Winnipeg has a significant provincial cluster of local health services, including nursing care facilities, which are particularly vulnerable to COVID outbreaks. The tourism sector may also experience a prolonged period of weakness, especially given uncertainty surrounding the timeline of an eventual vaccine, though the region places less weight in this area than many others. The financial, real estate, and construction sectors, which together account for 13% of employment, are less likely to be impacted by the pandemic and have bounced back quicker in the earlier stages of reopening (in fact, the construction sector added a net 170 jobs since February). The region’s manufacturing sector is diverse, which helps cushion weakness during downturns (such as 2009, for example). Still, shipments in the Winnipeg region are down about 20% from pre-COVID levels, with particular weakness in transportation equipment. Indeed, some sectors that carry weight in the Winnipeg region, such as transportation equipment related to public transit and airline travel, could remain under pressure.
Homebuilding has held remarkably steady in Winnipeg in recent months, despite the pandemic, as the sector has been largely able to operate at normal capacity with some safety precautions in place. And, unlike some other regions, the sector was never forced to lock down. Housing starts have average just over 5,000 annualized units through the first seven months of the year, on pace to roughly match the level seen in each of the prior three years.
There are currently about 5,000 apartment units under construction in the city versus 1,000 single detached homes, but preference could be altered in favour of the latter post-pandemic. Nonresidential construction activity is healthy, with the value of permits just cooling from a record high on a 12-month basis—transportation infrastructure remains a focus.Winnipeg’s housing market effectively paused during the height of the pandemic, but has since reopened to a solid performance. With pent-up demand building through the spring, sales activity in July and August jumped to record levels. Year-to-date, sales up slighlty from the same period in 2019, which is impressive given the shutdowns. Limited new listings have also kept the market very tight, with the sales-to-listings ratio rising to the highest level since early-2013, pushing into sellers’ territory. As a result, home prices have jumped through the summer, with the average price up 11.5% y/y in August to a record level.

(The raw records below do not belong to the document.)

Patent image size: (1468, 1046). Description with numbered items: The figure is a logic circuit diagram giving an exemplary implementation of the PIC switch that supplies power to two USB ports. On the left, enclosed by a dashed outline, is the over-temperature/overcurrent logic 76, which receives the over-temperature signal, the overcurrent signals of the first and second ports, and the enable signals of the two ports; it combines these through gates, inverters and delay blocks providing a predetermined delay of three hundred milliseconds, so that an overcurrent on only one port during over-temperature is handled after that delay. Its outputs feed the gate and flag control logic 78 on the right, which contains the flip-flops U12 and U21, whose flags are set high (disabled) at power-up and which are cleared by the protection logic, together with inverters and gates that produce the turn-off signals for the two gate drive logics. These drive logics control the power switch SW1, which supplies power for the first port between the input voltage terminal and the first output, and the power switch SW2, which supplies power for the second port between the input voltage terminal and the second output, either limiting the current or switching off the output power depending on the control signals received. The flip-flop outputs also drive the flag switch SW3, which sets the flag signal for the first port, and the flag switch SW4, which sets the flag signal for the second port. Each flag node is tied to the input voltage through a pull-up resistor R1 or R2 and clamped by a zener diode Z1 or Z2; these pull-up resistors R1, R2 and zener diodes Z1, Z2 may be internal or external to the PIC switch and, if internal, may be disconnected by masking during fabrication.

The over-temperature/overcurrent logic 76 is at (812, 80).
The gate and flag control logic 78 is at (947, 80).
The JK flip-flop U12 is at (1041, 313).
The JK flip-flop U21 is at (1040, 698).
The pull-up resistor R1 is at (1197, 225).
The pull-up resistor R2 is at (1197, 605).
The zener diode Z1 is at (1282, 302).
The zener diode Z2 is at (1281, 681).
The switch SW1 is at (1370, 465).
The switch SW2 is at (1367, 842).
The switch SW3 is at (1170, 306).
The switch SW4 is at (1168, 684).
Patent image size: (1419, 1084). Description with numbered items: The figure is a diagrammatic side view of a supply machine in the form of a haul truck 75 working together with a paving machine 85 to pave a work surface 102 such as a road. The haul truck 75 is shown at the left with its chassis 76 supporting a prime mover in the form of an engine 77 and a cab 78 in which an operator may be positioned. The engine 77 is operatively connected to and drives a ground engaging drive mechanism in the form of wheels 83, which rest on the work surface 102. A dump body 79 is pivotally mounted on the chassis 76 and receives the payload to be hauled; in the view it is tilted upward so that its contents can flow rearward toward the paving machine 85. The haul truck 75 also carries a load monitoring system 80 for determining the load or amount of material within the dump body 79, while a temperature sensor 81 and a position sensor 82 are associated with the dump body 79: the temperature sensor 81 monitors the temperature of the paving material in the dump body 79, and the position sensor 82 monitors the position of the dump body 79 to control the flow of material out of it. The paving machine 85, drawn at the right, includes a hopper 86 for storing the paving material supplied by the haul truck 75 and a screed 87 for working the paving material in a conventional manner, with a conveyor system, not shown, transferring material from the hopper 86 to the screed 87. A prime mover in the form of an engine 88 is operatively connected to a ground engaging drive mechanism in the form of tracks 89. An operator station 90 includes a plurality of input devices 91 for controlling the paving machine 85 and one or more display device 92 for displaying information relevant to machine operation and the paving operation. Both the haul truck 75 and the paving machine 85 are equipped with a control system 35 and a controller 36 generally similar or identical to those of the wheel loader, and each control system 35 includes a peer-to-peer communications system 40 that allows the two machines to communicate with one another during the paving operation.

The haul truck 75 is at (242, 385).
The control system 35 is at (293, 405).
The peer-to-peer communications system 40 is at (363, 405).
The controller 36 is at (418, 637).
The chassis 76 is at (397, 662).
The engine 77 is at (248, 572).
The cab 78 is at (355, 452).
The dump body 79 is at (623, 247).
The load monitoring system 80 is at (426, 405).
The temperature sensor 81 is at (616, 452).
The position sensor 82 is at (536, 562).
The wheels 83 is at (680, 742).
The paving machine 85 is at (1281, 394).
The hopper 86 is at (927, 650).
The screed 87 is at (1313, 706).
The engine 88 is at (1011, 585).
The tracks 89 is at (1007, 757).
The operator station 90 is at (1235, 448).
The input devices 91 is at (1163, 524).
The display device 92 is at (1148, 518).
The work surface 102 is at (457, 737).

Population growth has ebbed in recent quarters, but at 1.3% y/y, remains solid. Interprovincial migration is still negative, but international migration surged to almost 20,000 people per year in recent years. It remains to be seen how the pandemic cuts those inflows, with an impact on non-permanent residents likely in the near term.
The Bottom Line: Diversity is one of the major strengths of Winnipeg’s economy, which typically helps most during downturns. But, the pandemic has caused no typical recession, so the impact is being felt, even if less so than in some other major cities.